追突した瞬間。衝撃破が発生した。剣先が少年王の右脇腹辺りに突き立っている。
「くくく。これは凄まじいな。だが……そこまで……ぐほっ!」
脇腹から……血が流れ出ている。残念ながら剣は刺さっていない。だが。
「なんだこれは……き、きさまー! ゆるさん、ゆるさんぞ!」
血が。滲み出ている。なんだ? 刃が触れていないのに……斬った? 刺した?
「げばっ! ゆ、許さん!」
血を吐きながら……くっ。これは呪文詠唱か。イリス様が離れたと同時に、風による壁を生み出し、さらに足元から土の壁。その外側に炎の壁を配置する。
「無駄だ!」
くっ! 崩れる? 破壊? なんだこれ。聞いたこと無いぞ? こんな効果。魔術で生み出した障壁が消え去っていく。反則だろ、そんなん。原子分解ならぬ、魔力分解ってヤツか。魔力を奪われて……効果を消されてる感じじゃ無いもんな。
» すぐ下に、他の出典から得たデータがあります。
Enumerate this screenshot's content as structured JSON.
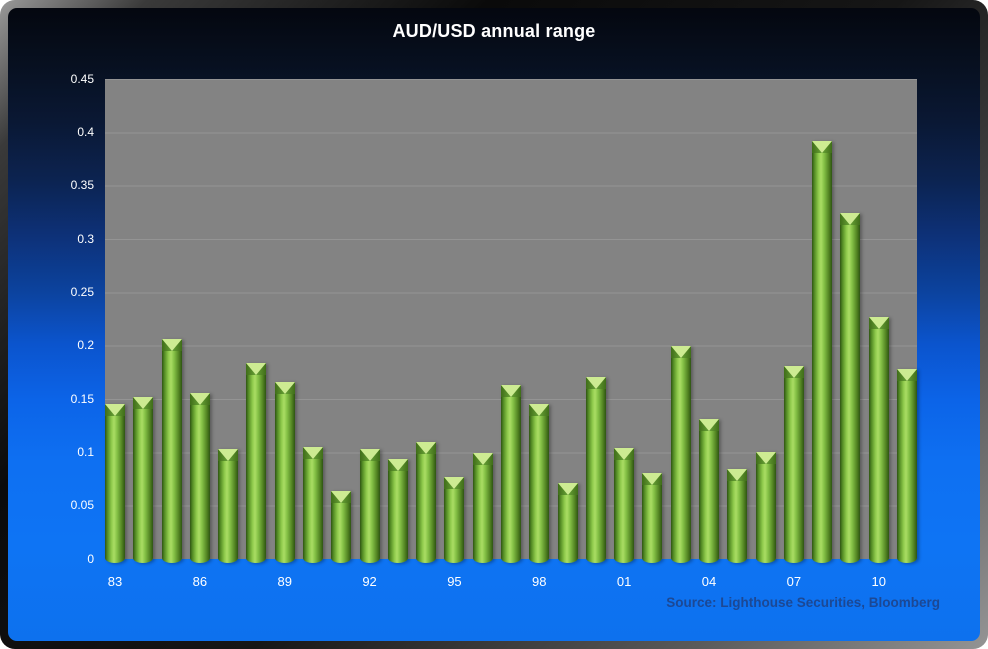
{
  "window": {
    "title": "AUD/USD annual range"
  },
  "colors": {
    "background_top": "#04070f",
    "background_bottom": "#0d71ee",
    "plot_background": "#838383",
    "bar_green_light": "#aadd64",
    "bar_green_dark": "#2e5413",
    "bar_cap_highlight": "#cdeb92",
    "axis_text": "#ffffff",
    "title_text": "#ffffff",
    "source_text": "#1c4894"
  },
  "source_note": "Source: Lighthouse Securities, Bloomberg",
  "chart_data": {
    "type": "bar",
    "title": "AUD/USD annual range",
    "xlabel": "",
    "ylabel": "",
    "categories": [
      "1983",
      "1984",
      "1985",
      "1986",
      "1987",
      "1988",
      "1989",
      "1990",
      "1991",
      "1992",
      "1993",
      "1994",
      "1995",
      "1996",
      "1997",
      "1998",
      "1999",
      "2000",
      "2001",
      "2002",
      "2003",
      "2004",
      "2005",
      "2006",
      "2007",
      "2008",
      "2009",
      "2010",
      "2011"
    ],
    "values": [
      0.145,
      0.152,
      0.206,
      0.156,
      0.103,
      0.184,
      0.166,
      0.105,
      0.064,
      0.103,
      0.094,
      0.11,
      0.077,
      0.099,
      0.163,
      0.145,
      0.071,
      0.171,
      0.104,
      0.081,
      0.2,
      0.131,
      0.084,
      0.1,
      0.181,
      0.392,
      0.324,
      0.227,
      0.178
    ],
    "x_tick_labels": [
      "83",
      "86",
      "89",
      "92",
      "95",
      "98",
      "01",
      "04",
      "07",
      "10"
    ],
    "x_tick_every": 3,
    "yticks": [
      "0",
      "0.05",
      "0.1",
      "0.15",
      "0.2",
      "0.25",
      "0.3",
      "0.35",
      "0.4",
      "0.45"
    ],
    "ylim": [
      0,
      0.45
    ],
    "grid": true,
    "legend_position": "none",
    "source": "Source: Lighthouse Securities, Bloomberg"
  }
}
消された端から再度、術を使って構築していく。ああ、無駄に魔力があって良かった。
しかし……直接イリス様を消し去っていないという事は……しかも……順番……だな、なんか、この消去の仕方。外側に術が発動するとそこから消してる。これ、視認か! 視認しないと破壊指定できないのか?
さらに、竜巻を追加する。イリス様には既に逃げの指示を出している。が。動かない。もう……。
(イリス様……退却です。魔力破壊なんてヤバイ切り札もってやがりましたから。今以上……直接攻撃系でダメージは厳しいかと思います。というか、次、姿を見られたら死にますよ?)
それでもどうにかする……と言ったような意志が伝わってくる。あーもう。
(イリス。戻るぞ? まずは情報だ。調査だ。そして……妻の仇は夫である俺が取ってやる。退けっ!)
かなり強く言ってみた。その段階になってやっと……彼女は撤退を開始した。